Extract part of a regex match

↘锁芯ラ 提交于 2019-11-26 10:30:26

Use ( ) in regexp and group(1) in python to retrieve the captured string (re.search will return None if it doesn't find the result, so don't use group() directly):

title_search = re.search('<title>(.*)</title>', html, re.IGNORECASE)

if title_search:
    title = title_search.group(1)

Try using capturing groups:

title = re.search('<title>(.*)</title>', html, re.IGNORECASE).group(1)

re.search('<title>(.*)</title>', s, re.IGNORECASE).group(1)

The provided pieces of code do not cope with Exceptions May I suggest

getattr(re.search(r"<title>(.*)</title>", s, re.IGNORECASE), 'groups', lambda:[u""])()[0]

This returns an empty string by default if the pattern has not been found, or the first match.

Note that starting Python 3.8, and the introduction of assignment expressions (PEP 572) (:= operator), it's possible to improve a bit on Krzysztof Krasoń's solution by capturing the match result directly within the if condition as a variable and re-use it in the condition's body:

# pattern = '<title>(.*)</title>'
# text = '<title>hello</title>'
if match := re.search(pattern, text, re.IGNORECASE):
  title = match.group(1)
# hello

Try:

title = re.search('<title>(.*)</title>', html, re.IGNORECASE).group(1)

May I recommend you to Beautiful Soup. Soup is a very good lib to parse all of your html document.

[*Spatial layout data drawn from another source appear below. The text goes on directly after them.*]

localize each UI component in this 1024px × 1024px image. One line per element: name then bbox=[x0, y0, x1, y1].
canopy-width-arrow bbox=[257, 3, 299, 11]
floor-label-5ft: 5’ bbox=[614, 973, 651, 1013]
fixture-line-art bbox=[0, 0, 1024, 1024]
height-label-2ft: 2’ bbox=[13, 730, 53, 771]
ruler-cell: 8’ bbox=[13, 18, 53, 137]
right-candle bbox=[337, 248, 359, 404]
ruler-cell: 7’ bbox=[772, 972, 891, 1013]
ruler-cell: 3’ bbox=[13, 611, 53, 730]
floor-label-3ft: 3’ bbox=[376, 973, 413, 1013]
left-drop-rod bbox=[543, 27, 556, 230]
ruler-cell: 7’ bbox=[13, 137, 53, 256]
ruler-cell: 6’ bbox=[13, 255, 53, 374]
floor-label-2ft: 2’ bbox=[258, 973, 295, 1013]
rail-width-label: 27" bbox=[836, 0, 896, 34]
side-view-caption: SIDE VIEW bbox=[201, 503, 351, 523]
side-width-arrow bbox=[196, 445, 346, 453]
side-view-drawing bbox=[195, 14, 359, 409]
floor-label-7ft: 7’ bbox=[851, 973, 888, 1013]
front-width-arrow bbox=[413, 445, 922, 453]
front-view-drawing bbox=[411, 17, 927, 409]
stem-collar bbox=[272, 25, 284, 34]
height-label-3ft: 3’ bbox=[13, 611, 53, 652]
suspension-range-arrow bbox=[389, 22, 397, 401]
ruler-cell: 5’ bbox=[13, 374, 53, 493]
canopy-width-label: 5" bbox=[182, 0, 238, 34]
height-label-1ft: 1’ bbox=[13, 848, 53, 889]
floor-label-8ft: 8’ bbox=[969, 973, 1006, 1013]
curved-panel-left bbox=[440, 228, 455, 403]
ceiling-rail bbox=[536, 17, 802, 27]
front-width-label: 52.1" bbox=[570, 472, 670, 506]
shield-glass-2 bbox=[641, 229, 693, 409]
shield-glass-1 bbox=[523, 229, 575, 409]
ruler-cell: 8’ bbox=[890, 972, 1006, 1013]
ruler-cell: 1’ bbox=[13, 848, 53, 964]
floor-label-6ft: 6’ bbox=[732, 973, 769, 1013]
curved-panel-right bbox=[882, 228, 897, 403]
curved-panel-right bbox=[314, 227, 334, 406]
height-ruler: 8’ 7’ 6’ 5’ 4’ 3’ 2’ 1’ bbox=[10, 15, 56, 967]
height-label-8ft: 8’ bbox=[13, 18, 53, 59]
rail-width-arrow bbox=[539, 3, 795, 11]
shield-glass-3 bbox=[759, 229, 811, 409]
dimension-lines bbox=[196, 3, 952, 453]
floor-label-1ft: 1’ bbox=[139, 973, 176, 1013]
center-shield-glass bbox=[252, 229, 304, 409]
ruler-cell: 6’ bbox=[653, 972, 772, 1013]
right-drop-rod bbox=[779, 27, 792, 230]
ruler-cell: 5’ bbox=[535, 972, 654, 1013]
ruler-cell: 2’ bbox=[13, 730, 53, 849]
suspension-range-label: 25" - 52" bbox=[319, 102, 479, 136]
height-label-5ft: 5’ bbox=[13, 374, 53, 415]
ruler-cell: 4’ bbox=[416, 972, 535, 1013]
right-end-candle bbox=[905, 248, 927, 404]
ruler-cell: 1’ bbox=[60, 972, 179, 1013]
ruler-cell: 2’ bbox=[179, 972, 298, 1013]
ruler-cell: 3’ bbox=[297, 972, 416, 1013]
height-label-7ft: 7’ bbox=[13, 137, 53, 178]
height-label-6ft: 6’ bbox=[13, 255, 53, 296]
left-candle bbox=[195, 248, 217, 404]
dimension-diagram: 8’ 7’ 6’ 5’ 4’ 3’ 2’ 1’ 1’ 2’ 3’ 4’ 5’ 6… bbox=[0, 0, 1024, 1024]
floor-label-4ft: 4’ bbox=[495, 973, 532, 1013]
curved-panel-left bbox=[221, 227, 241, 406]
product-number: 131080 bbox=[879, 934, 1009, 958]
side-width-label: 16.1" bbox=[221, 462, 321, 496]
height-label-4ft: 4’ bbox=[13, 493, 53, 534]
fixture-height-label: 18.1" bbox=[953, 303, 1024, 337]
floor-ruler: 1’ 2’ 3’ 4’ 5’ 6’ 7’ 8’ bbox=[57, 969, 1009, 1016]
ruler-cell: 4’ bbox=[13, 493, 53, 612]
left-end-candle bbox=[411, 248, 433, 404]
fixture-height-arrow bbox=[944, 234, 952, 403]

soup = BeatifulSoup(html_doc)
titleName = soup.title.name

I'd think this should suffice:

#!python
import re
pattern = re.compile(r'<title>([^<]*)</title>', re.MULTILINE|re.IGNORECASE)
pattern.search(text)

... assuming that your text (HTML) is in a variable named "text."

This also assumes that there are not other HTML tags which can be legally embedded inside of an HTML TITLE tag and no way to legally embed any other < character within such a container/block.

However ...

Don't use regular expressions for HTML parsing in Python. Use an HTML parser! (Unless you're going to write a full parser, which would be a of extra work when various HTML, SGML and XML parsers are already in the standard libraries.

If your handling "real world" tag soup HTML (which is frequently non-conforming to any SGML/XML validator) then use the BeautifulSoup package. It isn't in the standard libraries (yet) but is wide recommended for this purpose.

Another option is: lxml ... which is written for properly structured (standards conformant) HTML. But it has an option to fallback to using BeautifulSoup as a parser: ElementSoup.